The New York Times reported that the probe of Judge Maryanne Trump Barry, who had been an inactive senior judge on the Philadelphia-based U.S. Court of Appeals for the Third Circuit, began after four unidentified individuals filed complaints with the court based on a Times report that found the Trump family had engaged in dubious tax schemes during the 1990s. The reported schemes increased the inherited wealth of the president and his four siblings.
The Times said Barry, 82, did not respond to requests for comment made by email and telephone calls to her Manhattan apartment.
A spokesperson for the Third Circuit said Barry retired Feb. 11.
Barry was appointed to the federal bench in New Jersey by President Ronald Reagan in 1983 and elevated to the circuit court in 1999 by President Bill Clinton.
Barry stopped hearing cases after her brother was inaugurated in 2017 but remained listed as an inactive senior judge, a step short of retirement.
The Times reported that a court official, in a letter dated Feb. 1, notified the complainants against Barry that the investigation was “receiving the full attention” of a judicial conduct council.
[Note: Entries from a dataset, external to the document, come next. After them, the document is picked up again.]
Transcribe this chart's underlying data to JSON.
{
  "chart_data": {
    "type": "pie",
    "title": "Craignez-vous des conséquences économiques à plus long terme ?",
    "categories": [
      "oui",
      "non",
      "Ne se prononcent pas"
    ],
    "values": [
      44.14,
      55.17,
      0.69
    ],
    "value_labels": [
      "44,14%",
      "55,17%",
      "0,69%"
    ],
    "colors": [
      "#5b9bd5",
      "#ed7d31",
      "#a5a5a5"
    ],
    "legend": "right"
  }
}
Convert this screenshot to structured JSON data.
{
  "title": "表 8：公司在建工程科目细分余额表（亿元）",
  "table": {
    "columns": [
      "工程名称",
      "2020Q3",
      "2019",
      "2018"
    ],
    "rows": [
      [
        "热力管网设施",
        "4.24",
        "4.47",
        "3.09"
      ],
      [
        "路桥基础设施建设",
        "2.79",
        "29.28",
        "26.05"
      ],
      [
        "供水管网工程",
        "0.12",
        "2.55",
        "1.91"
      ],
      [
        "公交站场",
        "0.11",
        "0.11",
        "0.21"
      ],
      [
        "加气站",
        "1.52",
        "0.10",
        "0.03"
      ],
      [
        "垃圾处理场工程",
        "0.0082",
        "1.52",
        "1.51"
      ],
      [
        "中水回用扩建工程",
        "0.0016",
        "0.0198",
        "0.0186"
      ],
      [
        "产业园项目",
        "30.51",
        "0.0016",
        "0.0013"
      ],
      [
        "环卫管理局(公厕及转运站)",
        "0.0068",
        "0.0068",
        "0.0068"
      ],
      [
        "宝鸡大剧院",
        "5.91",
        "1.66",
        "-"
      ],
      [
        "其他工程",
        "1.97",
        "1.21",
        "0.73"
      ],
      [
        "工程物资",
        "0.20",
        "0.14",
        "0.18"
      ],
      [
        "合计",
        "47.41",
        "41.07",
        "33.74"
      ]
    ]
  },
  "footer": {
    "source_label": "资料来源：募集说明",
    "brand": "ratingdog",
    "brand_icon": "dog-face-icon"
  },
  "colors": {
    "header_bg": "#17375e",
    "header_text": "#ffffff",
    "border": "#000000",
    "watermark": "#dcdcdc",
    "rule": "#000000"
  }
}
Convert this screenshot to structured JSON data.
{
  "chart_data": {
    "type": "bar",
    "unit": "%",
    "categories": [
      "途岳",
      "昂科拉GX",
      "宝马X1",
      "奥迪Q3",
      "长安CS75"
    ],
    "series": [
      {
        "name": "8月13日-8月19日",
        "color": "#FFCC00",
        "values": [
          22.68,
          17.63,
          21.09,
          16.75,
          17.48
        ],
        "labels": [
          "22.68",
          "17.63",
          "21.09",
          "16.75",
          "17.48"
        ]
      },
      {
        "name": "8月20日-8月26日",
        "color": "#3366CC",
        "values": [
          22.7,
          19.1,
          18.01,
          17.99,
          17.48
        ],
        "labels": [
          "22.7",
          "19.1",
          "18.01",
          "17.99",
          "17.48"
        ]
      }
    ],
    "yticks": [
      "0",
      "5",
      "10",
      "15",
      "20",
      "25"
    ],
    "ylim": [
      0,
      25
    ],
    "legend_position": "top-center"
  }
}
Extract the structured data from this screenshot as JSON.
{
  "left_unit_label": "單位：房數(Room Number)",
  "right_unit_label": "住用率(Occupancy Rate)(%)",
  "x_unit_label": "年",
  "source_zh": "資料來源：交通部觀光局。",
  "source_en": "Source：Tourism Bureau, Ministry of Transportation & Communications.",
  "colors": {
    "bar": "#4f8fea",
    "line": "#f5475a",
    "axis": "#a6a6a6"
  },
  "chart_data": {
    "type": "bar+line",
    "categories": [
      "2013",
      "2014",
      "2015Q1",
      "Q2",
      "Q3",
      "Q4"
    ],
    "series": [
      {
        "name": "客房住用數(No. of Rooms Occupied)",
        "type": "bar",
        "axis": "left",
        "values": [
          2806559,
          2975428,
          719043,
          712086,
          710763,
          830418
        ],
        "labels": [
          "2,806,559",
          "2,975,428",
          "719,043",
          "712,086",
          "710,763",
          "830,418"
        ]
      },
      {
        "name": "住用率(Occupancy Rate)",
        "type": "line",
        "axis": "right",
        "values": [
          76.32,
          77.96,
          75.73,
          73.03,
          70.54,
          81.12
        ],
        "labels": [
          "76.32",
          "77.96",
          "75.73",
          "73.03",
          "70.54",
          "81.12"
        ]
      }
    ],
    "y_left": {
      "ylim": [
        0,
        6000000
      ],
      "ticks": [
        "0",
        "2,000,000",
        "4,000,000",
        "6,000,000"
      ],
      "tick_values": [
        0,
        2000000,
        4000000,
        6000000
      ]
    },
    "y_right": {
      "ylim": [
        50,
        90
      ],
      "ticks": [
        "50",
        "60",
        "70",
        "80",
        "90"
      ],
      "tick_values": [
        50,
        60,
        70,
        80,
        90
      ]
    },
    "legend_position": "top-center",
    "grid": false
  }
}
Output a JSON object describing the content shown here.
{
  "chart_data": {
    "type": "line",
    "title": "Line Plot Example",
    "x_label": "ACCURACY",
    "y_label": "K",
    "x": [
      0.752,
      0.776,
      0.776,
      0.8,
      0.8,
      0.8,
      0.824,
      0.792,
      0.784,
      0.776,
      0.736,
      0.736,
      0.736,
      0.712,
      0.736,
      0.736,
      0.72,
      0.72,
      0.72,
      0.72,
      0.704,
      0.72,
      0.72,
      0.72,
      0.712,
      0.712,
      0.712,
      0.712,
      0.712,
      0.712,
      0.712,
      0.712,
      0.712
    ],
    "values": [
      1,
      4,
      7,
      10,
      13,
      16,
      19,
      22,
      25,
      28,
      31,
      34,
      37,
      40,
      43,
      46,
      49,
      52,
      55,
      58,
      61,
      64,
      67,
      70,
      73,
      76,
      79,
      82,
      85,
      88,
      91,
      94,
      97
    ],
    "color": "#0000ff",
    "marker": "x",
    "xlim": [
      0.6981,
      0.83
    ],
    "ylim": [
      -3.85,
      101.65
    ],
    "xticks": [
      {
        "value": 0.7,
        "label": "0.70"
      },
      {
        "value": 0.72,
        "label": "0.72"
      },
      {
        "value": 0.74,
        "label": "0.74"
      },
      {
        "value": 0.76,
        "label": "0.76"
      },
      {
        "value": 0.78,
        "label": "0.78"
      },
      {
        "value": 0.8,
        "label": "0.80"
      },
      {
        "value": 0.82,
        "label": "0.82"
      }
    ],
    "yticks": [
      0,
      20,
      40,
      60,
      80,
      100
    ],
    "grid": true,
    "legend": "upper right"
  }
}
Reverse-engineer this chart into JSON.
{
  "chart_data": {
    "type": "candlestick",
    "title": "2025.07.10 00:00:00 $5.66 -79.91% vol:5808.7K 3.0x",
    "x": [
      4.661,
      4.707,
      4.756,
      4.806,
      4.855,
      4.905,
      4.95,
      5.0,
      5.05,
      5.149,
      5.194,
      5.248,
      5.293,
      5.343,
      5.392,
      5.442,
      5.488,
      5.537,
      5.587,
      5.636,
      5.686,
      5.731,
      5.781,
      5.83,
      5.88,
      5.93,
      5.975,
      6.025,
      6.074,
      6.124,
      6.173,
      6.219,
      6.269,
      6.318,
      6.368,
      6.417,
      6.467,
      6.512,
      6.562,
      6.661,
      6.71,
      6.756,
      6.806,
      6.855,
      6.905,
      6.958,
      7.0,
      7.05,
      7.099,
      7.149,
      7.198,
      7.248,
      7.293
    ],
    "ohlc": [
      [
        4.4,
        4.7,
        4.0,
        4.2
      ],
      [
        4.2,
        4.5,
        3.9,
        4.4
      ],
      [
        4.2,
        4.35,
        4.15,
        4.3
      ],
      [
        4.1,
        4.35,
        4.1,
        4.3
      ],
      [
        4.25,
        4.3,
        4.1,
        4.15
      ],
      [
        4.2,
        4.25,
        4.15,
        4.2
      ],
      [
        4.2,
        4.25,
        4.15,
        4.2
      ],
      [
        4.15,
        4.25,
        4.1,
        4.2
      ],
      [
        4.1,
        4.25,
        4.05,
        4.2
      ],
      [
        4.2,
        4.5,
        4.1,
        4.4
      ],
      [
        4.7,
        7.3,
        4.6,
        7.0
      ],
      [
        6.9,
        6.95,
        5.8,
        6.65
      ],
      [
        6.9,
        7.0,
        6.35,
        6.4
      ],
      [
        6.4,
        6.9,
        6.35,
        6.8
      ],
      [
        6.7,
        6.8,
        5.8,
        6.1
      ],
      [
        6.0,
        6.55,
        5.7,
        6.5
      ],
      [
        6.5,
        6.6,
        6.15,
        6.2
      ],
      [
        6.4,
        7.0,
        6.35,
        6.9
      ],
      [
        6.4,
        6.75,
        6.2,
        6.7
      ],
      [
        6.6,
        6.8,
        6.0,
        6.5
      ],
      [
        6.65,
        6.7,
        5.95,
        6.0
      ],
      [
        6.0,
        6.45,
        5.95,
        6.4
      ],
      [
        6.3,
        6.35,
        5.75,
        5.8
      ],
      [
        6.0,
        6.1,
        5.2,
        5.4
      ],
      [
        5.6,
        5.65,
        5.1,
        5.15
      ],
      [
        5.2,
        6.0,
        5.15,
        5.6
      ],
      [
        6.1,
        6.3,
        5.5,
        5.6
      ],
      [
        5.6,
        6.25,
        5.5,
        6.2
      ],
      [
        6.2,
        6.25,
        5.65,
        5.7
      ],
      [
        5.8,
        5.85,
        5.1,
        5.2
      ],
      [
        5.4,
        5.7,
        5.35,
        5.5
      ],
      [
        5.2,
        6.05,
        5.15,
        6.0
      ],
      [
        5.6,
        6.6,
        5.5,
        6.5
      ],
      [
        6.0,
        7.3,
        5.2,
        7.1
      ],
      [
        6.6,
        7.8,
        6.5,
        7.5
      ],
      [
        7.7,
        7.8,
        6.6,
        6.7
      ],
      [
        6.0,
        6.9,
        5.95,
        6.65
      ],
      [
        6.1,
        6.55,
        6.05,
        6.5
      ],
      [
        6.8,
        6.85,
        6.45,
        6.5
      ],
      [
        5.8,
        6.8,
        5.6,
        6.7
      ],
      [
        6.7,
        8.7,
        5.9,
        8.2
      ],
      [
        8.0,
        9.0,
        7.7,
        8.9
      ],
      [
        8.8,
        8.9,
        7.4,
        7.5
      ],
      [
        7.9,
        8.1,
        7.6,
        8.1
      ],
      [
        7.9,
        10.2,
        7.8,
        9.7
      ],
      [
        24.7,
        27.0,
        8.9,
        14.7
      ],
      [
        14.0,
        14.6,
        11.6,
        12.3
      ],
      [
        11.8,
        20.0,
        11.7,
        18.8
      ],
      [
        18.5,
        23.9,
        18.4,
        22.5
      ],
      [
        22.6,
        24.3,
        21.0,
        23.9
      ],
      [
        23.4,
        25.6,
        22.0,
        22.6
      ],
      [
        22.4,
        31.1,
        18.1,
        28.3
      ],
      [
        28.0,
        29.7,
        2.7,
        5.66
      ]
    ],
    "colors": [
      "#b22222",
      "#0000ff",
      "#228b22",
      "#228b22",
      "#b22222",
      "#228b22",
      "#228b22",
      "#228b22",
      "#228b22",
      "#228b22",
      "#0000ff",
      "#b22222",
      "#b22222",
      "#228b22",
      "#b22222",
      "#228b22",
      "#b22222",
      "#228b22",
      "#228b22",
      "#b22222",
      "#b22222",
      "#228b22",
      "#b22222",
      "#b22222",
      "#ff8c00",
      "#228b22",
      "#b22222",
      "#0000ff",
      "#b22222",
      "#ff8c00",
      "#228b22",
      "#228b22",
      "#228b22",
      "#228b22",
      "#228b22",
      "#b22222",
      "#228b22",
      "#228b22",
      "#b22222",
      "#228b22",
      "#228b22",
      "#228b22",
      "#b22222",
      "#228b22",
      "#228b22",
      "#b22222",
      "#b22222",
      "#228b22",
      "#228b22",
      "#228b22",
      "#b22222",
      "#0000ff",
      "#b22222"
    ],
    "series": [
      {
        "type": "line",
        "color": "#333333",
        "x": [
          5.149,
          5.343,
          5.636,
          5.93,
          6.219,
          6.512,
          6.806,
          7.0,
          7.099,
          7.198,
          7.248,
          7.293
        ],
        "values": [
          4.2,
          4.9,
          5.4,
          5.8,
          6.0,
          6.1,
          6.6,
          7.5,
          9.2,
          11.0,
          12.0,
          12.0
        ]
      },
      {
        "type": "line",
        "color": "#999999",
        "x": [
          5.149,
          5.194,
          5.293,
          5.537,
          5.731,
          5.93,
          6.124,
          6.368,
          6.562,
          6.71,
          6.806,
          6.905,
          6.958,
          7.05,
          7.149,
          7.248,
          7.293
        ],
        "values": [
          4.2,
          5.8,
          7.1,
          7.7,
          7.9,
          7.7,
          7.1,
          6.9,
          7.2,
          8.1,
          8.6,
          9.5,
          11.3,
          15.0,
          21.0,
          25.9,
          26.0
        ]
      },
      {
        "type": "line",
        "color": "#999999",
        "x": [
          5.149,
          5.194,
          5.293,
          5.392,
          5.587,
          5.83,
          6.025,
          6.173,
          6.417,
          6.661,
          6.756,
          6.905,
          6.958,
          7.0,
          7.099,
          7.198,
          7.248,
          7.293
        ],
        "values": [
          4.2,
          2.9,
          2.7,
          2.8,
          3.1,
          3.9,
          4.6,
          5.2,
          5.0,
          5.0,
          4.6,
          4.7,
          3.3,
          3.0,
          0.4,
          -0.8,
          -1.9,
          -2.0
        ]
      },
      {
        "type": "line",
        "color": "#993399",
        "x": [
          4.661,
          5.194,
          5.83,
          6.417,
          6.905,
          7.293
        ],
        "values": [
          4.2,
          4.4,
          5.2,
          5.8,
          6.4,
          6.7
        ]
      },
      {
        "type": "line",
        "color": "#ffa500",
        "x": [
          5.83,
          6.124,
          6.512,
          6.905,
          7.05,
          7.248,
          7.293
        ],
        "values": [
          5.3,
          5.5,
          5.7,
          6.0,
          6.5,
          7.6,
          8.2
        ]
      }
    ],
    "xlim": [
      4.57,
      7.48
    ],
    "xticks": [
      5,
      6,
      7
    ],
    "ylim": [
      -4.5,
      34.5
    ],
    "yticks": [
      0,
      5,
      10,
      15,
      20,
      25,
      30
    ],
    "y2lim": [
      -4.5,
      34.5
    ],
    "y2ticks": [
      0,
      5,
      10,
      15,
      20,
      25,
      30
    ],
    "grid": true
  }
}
By retiring 10 days later, Barry made the probe moot. The Times said two of the complainants told the newspaper they were informed last week that the investigation had been dropped without a finding on the merits of the allegations.
The Times said its investigation found that Barry benefited financially from most of the questionable tax schemes and that she also was in a position to influence the actions taken by her family. A lawyer for President Trump has called the Times report "100 percent false, and highly defamatory.”
Federal judges are appointed for life. The Third Circuit spokesperson said that inactive senior judges, like Barry, continue to receive their salaries until they retire.
Barry will receive an annual pension, which the Times estimated would be between $184,500 and $217,600.